The highly sophisticated Flame malware was jointly developed by the U.S. and Israeli governments in preparation for a cybersabotage campaign to disrupt Iran's nuclear fuel enrichment efforts, according to a media report.
Citing unnamed Western officials with knowledge of the operation, the Washington Post reported on Tuesday that Flame's goal was to collect intelligence about Iran's computer networks that would facilitate future cyberattacks.
On June 1, The New York Times reported that Stuxnet, a sophisticated piece of malware that is believed to have caused the destruction of up to 1,000 gas centrifuges at Iran's Natanz uranium enrichment facility, was created by the U.S. and Israel governments as part of a joint operation code-named Olympic Games.
The New York Times cited unnamed official sources who said that prior to deploying Stuxnet, cyberespionage software programs known as beacons were secretly inserted into computers made by German hardware manufacturer Siemens and an Iranian company.
The purpose of these beacons was to collect information about how computer from the Natanz facility interoperated with the uranium enrichment centrifuges, and send this data back for analysis.
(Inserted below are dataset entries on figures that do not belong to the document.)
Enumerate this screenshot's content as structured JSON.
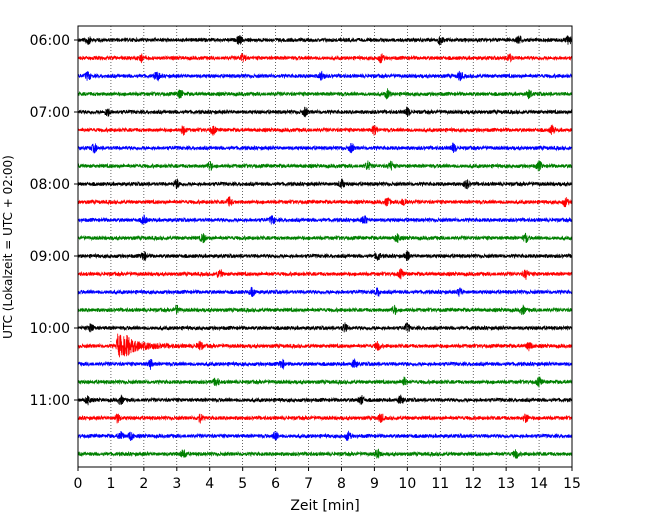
{
  "chart_data": {
    "type": "line",
    "subtype": "helicorder",
    "xlabel": "Zeit  [min]",
    "ylabel": "UTC (Lokalzeit = UTC + 02:00)",
    "xlim": [
      0,
      15
    ],
    "x_ticks": [
      "0",
      "1",
      "2",
      "3",
      "4",
      "5",
      "6",
      "7",
      "8",
      "9",
      "10",
      "11",
      "12",
      "13",
      "14",
      "15"
    ],
    "y_tick_labels": [
      "06:00",
      "07:00",
      "08:00",
      "09:00",
      "10:00",
      "11:00"
    ],
    "trace_start_times": [
      "06:00",
      "06:15",
      "06:30",
      "06:45",
      "07:00",
      "07:15",
      "07:30",
      "07:45",
      "08:00",
      "08:15",
      "08:30",
      "08:45",
      "09:00",
      "09:15",
      "09:30",
      "09:45",
      "10:00",
      "10:15",
      "10:30",
      "10:45",
      "11:00",
      "11:15",
      "11:30",
      "11:45"
    ],
    "trace_colors": [
      "#000000",
      "#ff0000",
      "#0000ff",
      "#008000"
    ],
    "minutes_per_trace": 15,
    "vertical_grid": "dotted",
    "event": {
      "trace_index": 17,
      "start_min": 1.15,
      "label": ""
    },
    "spikes": [
      [
        0.3,
        4.9,
        11.0,
        13.4,
        14.9
      ],
      [
        1.9,
        5.0,
        9.2,
        13.1
      ],
      [
        0.3,
        2.4,
        7.4,
        11.6
      ],
      [
        3.1,
        9.4,
        13.7
      ],
      [
        0.9,
        6.9,
        10.0
      ],
      [
        3.2,
        4.1,
        9.0,
        14.4
      ],
      [
        0.5,
        8.3,
        11.4
      ],
      [
        4.0,
        8.8,
        9.5,
        14.0
      ],
      [
        3.0,
        8.0,
        11.8
      ],
      [
        4.6,
        9.4,
        9.9,
        14.8
      ],
      [
        2.0,
        5.9,
        8.7
      ],
      [
        3.8,
        9.7,
        13.6
      ],
      [
        2.0,
        9.1,
        10.0
      ],
      [
        4.3,
        9.8,
        13.6
      ],
      [
        5.3,
        9.1,
        11.6
      ],
      [
        3.0,
        9.6,
        13.5
      ],
      [
        0.4,
        8.1,
        10.0
      ],
      [
        1.5,
        3.7,
        9.1,
        13.7
      ],
      [
        2.2,
        6.2,
        8.4
      ],
      [
        4.2,
        9.9,
        14.0
      ],
      [
        0.3,
        1.3,
        8.6,
        9.8
      ],
      [
        1.2,
        3.7,
        9.2,
        13.6
      ],
      [
        1.3,
        1.6,
        6.0,
        8.2
      ],
      [
        3.2,
        9.1,
        13.3
      ]
    ]
  }
}
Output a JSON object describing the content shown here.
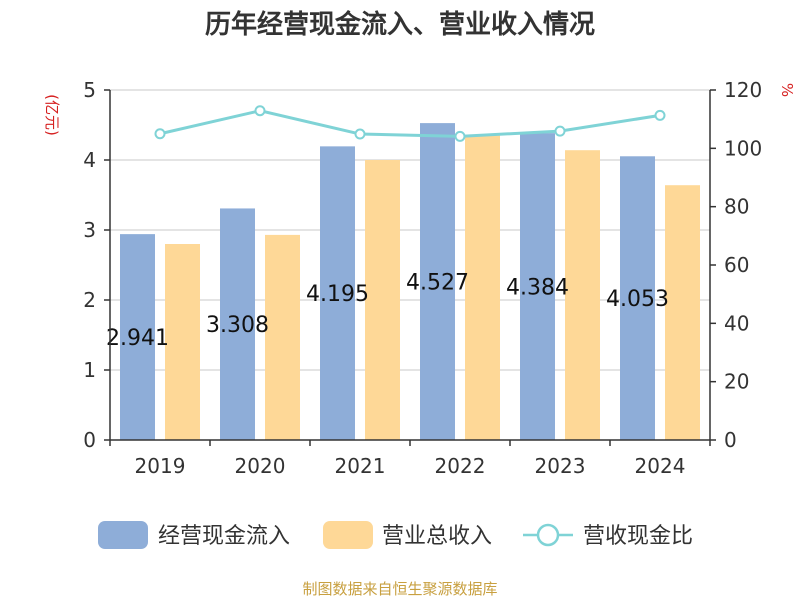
{
  "chart_data": {
    "type": "bar",
    "title": "历年经营现金流入、营业收入情况",
    "categories": [
      "2019",
      "2020",
      "2021",
      "2022",
      "2023",
      "2024"
    ],
    "series": [
      {
        "name": "经营现金流入",
        "kind": "bar",
        "axis": "left",
        "color": "#8eadd8",
        "values": [
          2.941,
          3.308,
          4.195,
          4.527,
          4.384,
          4.053
        ]
      },
      {
        "name": "营业总收入",
        "kind": "bar",
        "axis": "left",
        "color": "#fed897",
        "values": [
          2.8,
          2.93,
          4.0,
          4.35,
          4.14,
          3.64
        ]
      },
      {
        "name": "营收现金比",
        "kind": "line",
        "axis": "right",
        "color": "#7fd3d6",
        "values": [
          105.0,
          112.9,
          104.9,
          104.1,
          105.9,
          111.3
        ]
      }
    ],
    "data_labels": [
      "2.941",
      "3.308",
      "4.195",
      "4.527",
      "4.384",
      "4.053"
    ],
    "y_left": {
      "label": "(亿元)",
      "range": [
        0,
        5
      ],
      "ticks": [
        "0",
        "1",
        "2",
        "3",
        "4",
        "5"
      ]
    },
    "y_right": {
      "label": "%",
      "range": [
        0,
        120
      ],
      "ticks": [
        "0",
        "20",
        "40",
        "60",
        "80",
        "100",
        "120"
      ]
    },
    "grid": true,
    "legend_position": "bottom"
  },
  "source_text": "制图数据来自恒生聚源数据库"
}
On June 11, security researchers from Kaspersky Lab, one of the security companies that discovered and analyzed the Flame malware, announced that they found a link between Flame and Stuxnet in the form of shared computer code.
Based on this evidence of collaboration, they theorized that the two threats were created by two development teams funded by the same group of attackers. Flame was probably used for espionage and Stuxnet for sabotage, Roel Schouwenberg, a senior researcher with Kaspersky Lab's global research and analysis team, said at the time.
Flame was discovered back in May, following an investigation into a series of mysterious data loss incidents at Iran's Oil Ministry. Those attacks were carried out in April by the Israeli part of the operation without knowledge from the U.S. side, the Washington Post's sources said.
Security researchers from Kaspersky Lab believe that Flame was created in the first half of 2008. Stuxnet was discovered in June 2010, but the first variant of the malware is believed to date from June 2009.
In September 2011, a separate piece of cyberespionage malware called Duqu was discovered. Duqu's architecture and code are very similar to Stuxnet, leading security researchers to believe that the two threats were created on the same development platform.